3.1.9 CONSENTS, ETC The Shareholders shall obtain, in form and
substance reasonably satisfactory to DAH, an effective executed consent
from each person from which consent is required as disclosed in Schedule
3.1.9.
3.1.10 CLOSING DATE BALANCE SHEET. The Shareholders will cause a
balance sheet as of the Closing Date to be delivered to DAH within a
reasonable time after the Closing Date (the "Closing Date Balance Sheet")
which shall be true, correct and complete; shall have been prepared from
and in accordance with the books and records of Avtech in conformance
with generally accepted accounting principles applied on a consistent
basis using an accrual basis method and in compliance with Regulation S-X
and audited by an independent accounting firm reasonably acceptable to
DAH; and shall fairly present the financial condition of Avtech as of the
date stated on such Closing Date Balance Sheet in accordance with such
practices.
3.1.11 RELEASE. Each Shareholder does hereby release and discharge
Avtech and its officers, directors and agents (the "Releasees") from any
and all claims, demands and causes of
17
action which such Shareholder has against any of the Releasees arising
from their status as a Shareholder.
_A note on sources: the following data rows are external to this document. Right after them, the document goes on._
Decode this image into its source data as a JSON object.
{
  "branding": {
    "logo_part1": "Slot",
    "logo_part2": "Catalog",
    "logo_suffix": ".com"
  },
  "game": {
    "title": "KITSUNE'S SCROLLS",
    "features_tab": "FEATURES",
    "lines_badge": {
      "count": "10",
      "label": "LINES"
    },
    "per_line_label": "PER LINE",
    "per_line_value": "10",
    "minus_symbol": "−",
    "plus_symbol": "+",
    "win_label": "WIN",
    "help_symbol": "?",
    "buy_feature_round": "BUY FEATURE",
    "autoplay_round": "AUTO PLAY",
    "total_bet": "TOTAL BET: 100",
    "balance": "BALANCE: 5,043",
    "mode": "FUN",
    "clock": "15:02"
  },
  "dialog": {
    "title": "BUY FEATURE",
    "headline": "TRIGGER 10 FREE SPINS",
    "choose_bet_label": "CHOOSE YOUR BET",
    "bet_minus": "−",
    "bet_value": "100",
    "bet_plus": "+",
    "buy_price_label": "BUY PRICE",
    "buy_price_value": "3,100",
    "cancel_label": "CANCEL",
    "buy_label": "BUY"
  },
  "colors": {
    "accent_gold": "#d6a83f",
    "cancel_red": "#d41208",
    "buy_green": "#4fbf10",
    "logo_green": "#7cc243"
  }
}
This release applies to any and all
such claims, demands or causes of action, whether known or unknown,
contingent or matured. The release granted in this Section 3.1.11 shall
become effective concurrent with the Closing. If the transaction
contemplated by this Agreement does not close, this release shall be null
and void.
3.2 COVENANTS OF DAH. DAH covenants that:
3.2.1 LEGAL OPINION. On or prior to the Closing Date, it shall
deliver to the Shareholders, duly and properly executed, the legal
opinion referred to in Section 5.2.1.
3.2.2 PAYMENTS. On or prior to the Closing Date, DAH shall make the
payments to be made pursuant to Section 1.2.1 and Section 1.2.2.
3.2.3 FURTHER ASSURANCES. On and after the Closing Date, DAH shall
prepare, execute and deliver, at its expense, such further instruments of
conveyance, sale, assignment or transfer, and shall take or cause to be
taken such other or further action as the Principal Shareholders shall
reasonably request at any time or from time to time in order to perfect,
confirm or evidence in DAH title to all or any part of the Stock or to
consummate, in any other manner, the terms and conditions of this
Agreement.
3.2.4 CONFIDENTIALITY AGREEMENTS. Between the date of this
Agreement and the Closing Date, DAH shall continue to be bound by its
obligations pursuant to the written confidentiality agreements to which
DAH and Avtech are parties. Nothing contained in this Section 3.2.4 shall
be interpreted to seek to prohibit DAH from any required public
disclosure.
3.2.5 Promptly following the Closing, DAH shall take all necessary
action to terminate the ESOT and shall distribute its assets as soon as
practicable following receipt of a favorable determination letter from
the Internal Revenue Service with respect to the termination of ESOT.
4. INDEMNIFICATION.
4.1 To the extent of the amount deposited with the Escrow Agent
pursuant to Section 1.2.2, the Shareholders hereby indemnify and hold DAH
harmless from any and all claim, loss, damage or expense (including
reasonable attorneys' fees) as a result of any breach of any warranty or
representation made in Sections 2.2.4, 2.2.6, 2.2.7, 2 2.8(b), 2.2.15,
2.2.17 or 2.2.27 of this Agreement by the Shareholders.
4.2 In the event of any breach of any obligation by any of the
Shareholders to DAH based on intentional misrepresentation, concealment or
wilful or wanton disregard of the facts, there shall be no limitation of
dollar amount and such claim for intentional misrepresentation, concealment
or wilful or wanton disregard of the facts shall be with full recourse
against such Shareholder for the full amount of such claim.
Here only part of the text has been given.